Yeni tip koronavirüs (Kovid-19) salgını nedeniyle hayatını kaybeden Prof. Dr. Cemil Taşçıoğlu'nun oğlu Onur Taşçıoğlu, babasıyla son konuşmasını anlattı. Taşçıoğlu, "Son konuşmamızda 'Ne olacağımız belli değil, kendinize iyi bakın' dedi" ifadesini kullandı.

Prof. Taşçıoğlu nun oğlu, babasıyla son konuşmasını anlattı

Prof. Dr. Cemil Taşçıoğlu'nun oğlu Onur Taşçıoğlu, açıklamalarda bulundu.

Taşçıoğlu, "Babasız ilk Babalar Günüm. Kolay değil, herhalde tüm gün boyunca her saniye geçmişte neler yaşadıklarımızı düşüneceğim. Her babalar gününde sabah ilk babamı arardım. Bu kez annemi arayacağım çünkü o da bana babalık yapmıştır. Zor olacak ama güçlü olmamız lazım. Herhalde telefon edeceğime, mezarına gidip onunla sohbet edeceğim" dedi. 

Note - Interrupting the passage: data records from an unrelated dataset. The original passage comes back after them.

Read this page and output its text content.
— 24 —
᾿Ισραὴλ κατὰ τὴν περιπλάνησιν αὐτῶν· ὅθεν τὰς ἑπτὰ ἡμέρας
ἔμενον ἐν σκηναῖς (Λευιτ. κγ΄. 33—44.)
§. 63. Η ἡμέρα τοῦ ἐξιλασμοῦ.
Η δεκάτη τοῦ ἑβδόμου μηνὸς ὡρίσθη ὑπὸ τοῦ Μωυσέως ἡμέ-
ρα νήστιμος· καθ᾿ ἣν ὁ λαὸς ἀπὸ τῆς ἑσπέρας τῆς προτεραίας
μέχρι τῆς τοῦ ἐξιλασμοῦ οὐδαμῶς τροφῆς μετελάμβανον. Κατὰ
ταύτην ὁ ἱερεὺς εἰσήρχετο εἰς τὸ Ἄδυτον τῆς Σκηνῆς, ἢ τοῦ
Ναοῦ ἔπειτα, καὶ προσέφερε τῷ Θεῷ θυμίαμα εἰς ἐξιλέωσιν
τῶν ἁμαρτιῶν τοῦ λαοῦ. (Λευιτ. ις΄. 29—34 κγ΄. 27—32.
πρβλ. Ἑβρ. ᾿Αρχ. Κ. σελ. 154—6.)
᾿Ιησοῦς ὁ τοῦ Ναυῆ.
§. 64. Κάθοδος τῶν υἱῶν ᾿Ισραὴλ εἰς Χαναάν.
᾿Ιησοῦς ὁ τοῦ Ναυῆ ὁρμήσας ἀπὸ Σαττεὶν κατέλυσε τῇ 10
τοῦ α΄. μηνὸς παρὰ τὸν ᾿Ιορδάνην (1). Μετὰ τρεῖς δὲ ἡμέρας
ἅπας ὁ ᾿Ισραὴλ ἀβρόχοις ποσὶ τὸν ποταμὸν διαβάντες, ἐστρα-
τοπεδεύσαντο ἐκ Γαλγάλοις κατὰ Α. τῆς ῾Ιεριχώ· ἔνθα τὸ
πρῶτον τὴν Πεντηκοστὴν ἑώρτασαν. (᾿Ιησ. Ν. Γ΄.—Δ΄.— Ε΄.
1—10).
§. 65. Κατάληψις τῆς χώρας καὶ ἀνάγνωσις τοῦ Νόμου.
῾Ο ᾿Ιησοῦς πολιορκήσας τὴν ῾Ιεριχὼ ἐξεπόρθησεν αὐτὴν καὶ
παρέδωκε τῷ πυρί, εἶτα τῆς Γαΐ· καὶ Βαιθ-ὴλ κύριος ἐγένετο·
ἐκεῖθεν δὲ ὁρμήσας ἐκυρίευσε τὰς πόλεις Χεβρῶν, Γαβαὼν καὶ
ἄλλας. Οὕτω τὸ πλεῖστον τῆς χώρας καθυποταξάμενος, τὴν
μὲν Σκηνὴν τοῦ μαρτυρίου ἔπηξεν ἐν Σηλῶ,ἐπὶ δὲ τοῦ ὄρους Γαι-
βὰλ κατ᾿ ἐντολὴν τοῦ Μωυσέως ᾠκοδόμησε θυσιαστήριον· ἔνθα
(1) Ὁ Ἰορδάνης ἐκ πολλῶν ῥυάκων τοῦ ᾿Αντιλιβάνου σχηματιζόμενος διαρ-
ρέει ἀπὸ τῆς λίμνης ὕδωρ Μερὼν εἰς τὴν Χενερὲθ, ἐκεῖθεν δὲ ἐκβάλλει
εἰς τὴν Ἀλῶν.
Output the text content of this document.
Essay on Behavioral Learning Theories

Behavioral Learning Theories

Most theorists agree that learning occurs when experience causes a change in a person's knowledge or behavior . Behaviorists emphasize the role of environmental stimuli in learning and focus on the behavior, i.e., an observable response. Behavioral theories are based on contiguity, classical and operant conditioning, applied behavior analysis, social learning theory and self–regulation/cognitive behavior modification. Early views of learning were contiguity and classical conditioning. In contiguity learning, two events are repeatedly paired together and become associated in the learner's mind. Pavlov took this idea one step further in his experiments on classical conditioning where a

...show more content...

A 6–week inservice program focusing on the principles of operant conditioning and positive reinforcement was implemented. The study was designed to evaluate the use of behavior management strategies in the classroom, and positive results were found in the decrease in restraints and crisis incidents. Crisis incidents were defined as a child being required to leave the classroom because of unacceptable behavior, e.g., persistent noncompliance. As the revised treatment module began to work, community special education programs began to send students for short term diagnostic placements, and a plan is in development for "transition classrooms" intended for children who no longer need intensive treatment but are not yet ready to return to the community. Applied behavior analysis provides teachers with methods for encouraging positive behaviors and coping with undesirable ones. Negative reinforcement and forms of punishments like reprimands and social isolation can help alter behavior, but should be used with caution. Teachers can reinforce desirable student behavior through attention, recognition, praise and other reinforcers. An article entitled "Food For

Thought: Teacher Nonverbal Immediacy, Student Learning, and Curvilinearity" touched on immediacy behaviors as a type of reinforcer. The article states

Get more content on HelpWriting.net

Babasının bu kadar seveni olduğunu tahmin edemeyeceğini ve çok şaşırdığını ifade eden Taşçıoğlu, "Babamı 1 Nisan'da kaybettiğimiz zaman, daha doğrusu 1 Nisan'dan önceki o süreci yaşadığımız zaman ben de çok şaşırdım. Ben de babamın bu kadar seveni olduğunu tahmin etmiyordum. Fakat babamı tanıyan da, tanımayan da çok sevdi. Çünkü babam, hastalandığı gün çektiği videodaki doğallığıyla sevildi. Ki ben bunu babamın vefat ettiği iddiaları olunca istemiştim. İyi bir insan, bana göre zaten bakışlarından belli olur. O hissiyatı, o sıcaklığı veren insan, onu belli eder. Onun sıcaklığından dolayı, o videodan sonra tanımayanlar da nasıl biri olduğunu anladı. Babam kendisine hep hedef koyan ve o hedefler için hep uğraşan bir insandı. Babam sadece hastalarına değil, biz evlatlarına, dostlarına mesaj vererek ve bir şeyler öğreterek hayatı göstermeye çalıştı. Hiçbir zaman şunu yap veya bunu yap demezdi. Her zaman bir mesaj yoluyla bunu anlatırdı ve o size sözden daha değerli gelirdi" dedi.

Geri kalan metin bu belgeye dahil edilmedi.